9.      Un Atto Glass-Steagall Europeo. Bisogna separare le attività concrete dagli investimenti bancari finanziari per prevenire la loro trasformazione in una sola entità incontrollabile.

10.  Una legislazione Europea che renda possibile tassazione delle attività finanziarie e imprenditoriali offshore .
 
Questo è il momento di cambiare!
Per rendere possibile questo cambiamento,  dobbiamo influenzare in modo decisivo la vita dei cittadini europei. Non vogliamo semplicemente cambiare la attuali politiche ma anche estendere l’interesse e la partecipazione delle persone nella politica, fin nella stesura delle leggi europee. Per questo dobbiamo creare una alleanza politica e sociale più ampia possibile .
Dobbiamo alterare l’equilibrio del potere politico, per poter cambiare l’Europa. Il neo-liberismo non è un fenomeno naturale, né è qualcosa di invincibile. È solo il prodotto di scelte politiche in un particolare equilibrio storico di forze. Deve la sua longevità alle politiche degli anni ’90 che hanno favorito i principi neo-liberisti e contemporaneamente una progressiva deriva verso destra. Per molti europei, i pincipii socialdemocratici sembrano l’eco di un’era passata. Il disagio sociale provocato dalla crisi e lo scetticismo dell’elettorato verso la politica hanno condotto la loro strategia ad uno stallo. I socialdemocratici non possono permettersi di perdere tempo. Qui ed ora, devono fare uno storico passo in avanti per ridefinirsi nella percezione e nella coscienza pubblica come una forza della sinistra democratica, in opposizione al neo-liberismo e alle fallimentari politiche del Partito Popolare Europeo e dell’Alleanza Liberale. O, come è stato accuratamente detto, diventando una forza politica “disposta ad essere tanto radicale quanto la stessa realtà”.
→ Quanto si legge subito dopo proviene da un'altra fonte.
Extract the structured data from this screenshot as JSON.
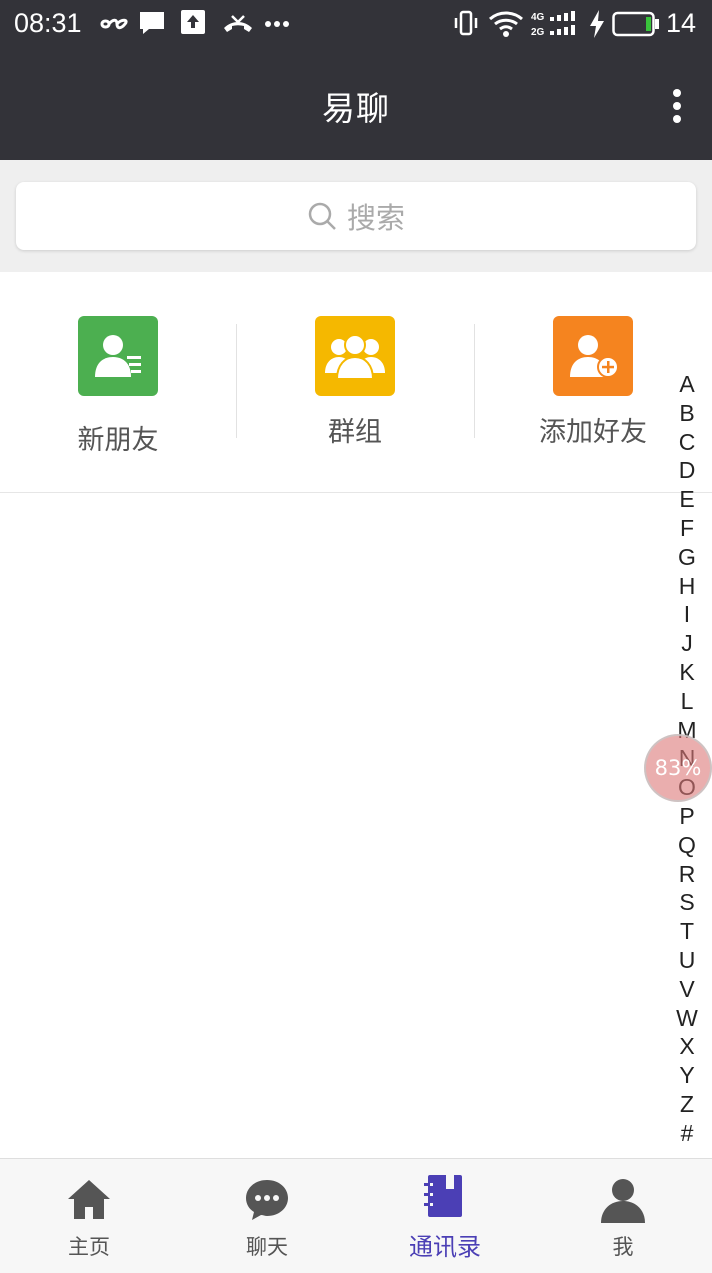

L’Europa è arrivata ad un bivio critico. Nelle elezioni europee del 25 Maggio, due chiare alternative per il presente ed il futuro sono sul tavolo: o rimaniamo immobili con i conservatori e i liberisti, o ci muoviamo avanti con la Sinistra Europea. O acconsentiamo allo status quo neo-liberista – fingendo che la crisi si possa risolvere con le stesse politiche che l’hanno causata – o guardiamo al futuro rappresentato dalla sinistra europea.
Ci rivolgiamo soprattutto all’ordinario cittadino europeo che tradizionalmente ha votato per i socialdemocratici: perché eserciti il suo diritto di voto il 25 Maggio, anziché astenersi e lasciare che altri votino al suo posto, e perché voti per la speranza ed il cambiamento, votando la sinistra europea.

Possiamo ricostruire la nostra Europa basata sul lavoro, sulla cultura e sulla ecologia. Ancora una volta dobbiamo ricostruire, nella storia della nostra casa comune che è l’Europa, un insieme di società democratiche e giuste. Per ricostruire l’Europa è necessario cambiarla. E dobbiamo cambiarla adesso, perché sopravviva.
Mentre le politiche neo-liberiste trascinano indietro la ruota della Storia, è il momento che la sinistra spinga avanti l’Europa.